“Injection Attacks” Tops Web App Security Threats List
Monday, November 16, 2009
The Open Web Application Security Project (OWASP) today released a new top 10 list at its conference in Washington, D.C., that focuses on Web application security risks rather than the way its previous lists highlighted the most common weaknesses found in Websites…..Injection attacks top the 2010 OWASP Top 10 list of Web application security threats, including SQL, OS, and LDAP injection, followed by cross-site scripting (XSS), broken authentication and session management, insecure direct object references, cross-site request forgery (CSRF), security misconfiguration, failure to restrict URL access, unvalidated redirects and forwards, insecure cryptographic storage, and insufficient transport layer protection. The list is considered a “release candidate” that will be published in its final form in 2010. New to the list are security misconfiguration and unvalidated redirects and forwards…..Web redirects typically steer users to other pages and sites, and when the data for the destination pages isn’t properly validated, users can be redirected to phishing or malware sites by attackers.
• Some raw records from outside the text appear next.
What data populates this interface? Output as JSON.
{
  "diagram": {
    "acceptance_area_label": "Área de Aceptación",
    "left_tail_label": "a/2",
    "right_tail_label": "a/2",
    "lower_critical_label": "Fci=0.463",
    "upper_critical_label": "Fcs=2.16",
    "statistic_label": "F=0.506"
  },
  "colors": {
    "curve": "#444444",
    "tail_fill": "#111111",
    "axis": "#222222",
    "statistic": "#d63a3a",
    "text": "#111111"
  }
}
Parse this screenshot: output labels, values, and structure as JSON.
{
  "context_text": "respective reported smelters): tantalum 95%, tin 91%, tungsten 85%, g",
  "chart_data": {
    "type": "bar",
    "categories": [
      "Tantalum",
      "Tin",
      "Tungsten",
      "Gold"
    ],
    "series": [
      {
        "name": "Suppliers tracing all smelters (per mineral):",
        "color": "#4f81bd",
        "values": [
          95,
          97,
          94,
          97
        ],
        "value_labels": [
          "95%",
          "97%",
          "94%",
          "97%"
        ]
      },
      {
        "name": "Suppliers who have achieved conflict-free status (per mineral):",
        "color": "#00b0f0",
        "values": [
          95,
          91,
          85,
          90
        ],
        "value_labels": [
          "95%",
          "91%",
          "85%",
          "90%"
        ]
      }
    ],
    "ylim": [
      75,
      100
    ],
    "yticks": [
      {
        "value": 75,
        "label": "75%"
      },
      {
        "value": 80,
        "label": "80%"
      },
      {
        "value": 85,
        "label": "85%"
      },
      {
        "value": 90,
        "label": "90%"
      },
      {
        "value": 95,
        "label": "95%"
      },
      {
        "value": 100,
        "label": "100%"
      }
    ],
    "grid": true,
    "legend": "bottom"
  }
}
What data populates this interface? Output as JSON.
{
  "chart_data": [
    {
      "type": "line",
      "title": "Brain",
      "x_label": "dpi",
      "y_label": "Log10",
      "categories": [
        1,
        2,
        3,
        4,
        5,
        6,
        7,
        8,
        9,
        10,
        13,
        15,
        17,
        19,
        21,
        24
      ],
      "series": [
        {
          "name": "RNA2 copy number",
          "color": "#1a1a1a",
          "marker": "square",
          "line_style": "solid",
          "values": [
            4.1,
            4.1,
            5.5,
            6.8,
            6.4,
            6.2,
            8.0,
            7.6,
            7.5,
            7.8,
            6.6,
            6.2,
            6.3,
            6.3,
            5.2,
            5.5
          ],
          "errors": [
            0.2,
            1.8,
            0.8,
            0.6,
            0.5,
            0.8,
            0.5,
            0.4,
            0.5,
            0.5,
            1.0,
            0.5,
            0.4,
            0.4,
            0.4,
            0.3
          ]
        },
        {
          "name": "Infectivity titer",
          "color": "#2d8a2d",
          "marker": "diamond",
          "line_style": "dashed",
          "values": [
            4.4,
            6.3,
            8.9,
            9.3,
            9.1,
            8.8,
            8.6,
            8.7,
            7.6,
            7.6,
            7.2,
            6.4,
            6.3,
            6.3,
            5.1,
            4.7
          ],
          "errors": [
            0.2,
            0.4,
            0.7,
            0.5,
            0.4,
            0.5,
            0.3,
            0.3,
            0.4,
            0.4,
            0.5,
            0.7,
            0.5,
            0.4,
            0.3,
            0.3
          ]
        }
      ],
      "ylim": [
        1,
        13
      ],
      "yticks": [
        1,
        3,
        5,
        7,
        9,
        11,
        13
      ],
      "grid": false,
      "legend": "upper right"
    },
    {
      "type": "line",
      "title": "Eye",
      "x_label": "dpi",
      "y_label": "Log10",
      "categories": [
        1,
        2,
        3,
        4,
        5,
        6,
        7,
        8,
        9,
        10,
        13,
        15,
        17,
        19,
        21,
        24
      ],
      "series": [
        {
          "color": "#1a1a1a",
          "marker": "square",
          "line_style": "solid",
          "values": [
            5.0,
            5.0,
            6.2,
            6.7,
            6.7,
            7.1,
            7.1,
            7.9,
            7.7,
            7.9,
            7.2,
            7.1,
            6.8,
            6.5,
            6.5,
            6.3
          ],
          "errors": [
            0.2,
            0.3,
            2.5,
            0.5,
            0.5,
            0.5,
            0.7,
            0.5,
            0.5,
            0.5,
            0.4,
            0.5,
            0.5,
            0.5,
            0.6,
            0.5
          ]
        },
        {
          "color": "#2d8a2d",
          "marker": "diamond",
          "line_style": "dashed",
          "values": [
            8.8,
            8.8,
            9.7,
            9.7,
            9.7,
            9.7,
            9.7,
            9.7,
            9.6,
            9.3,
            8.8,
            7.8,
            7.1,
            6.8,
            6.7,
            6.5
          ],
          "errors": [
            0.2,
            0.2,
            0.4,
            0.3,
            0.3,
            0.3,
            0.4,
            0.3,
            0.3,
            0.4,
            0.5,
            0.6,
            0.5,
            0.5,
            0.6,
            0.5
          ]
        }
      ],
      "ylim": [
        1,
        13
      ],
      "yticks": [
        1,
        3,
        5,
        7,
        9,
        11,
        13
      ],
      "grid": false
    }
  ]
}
Malicious file execution and information leakage/improper error-handling are no longer on the top 10 list. OWASP says that while malicious file execution is still a big problem in many environments and was especially high in 2007 with PHP vulnerabilities, now that PHP ships with default security, it’s less of a problem. While information leakage/improper error-handling are rampant vulnerabilities, the impact of them isn’t usually as critical. The OWASP report also includes how to assess the possibility that your Web application would be at risk of these types of Web attacks, as well as mitigation tips…..The top 10 comes on the heels of WhiteHat Security’s report yesterday of the most common vulnerabilities discovered in its clients’ Websites. In that list, XSS was No. 1 and SQL injection No 5. But Jeremiah Grossman, founder and CTO of WhiteHat, says SQL injection flaw finds were likely underreported. SQL injection flaws can be difficult to detect in scans because developers who disable verbose error messages as a way to protect against SQL injection attack can also inadvertently make it difficult to find SQL injection flaws, according to Grossman.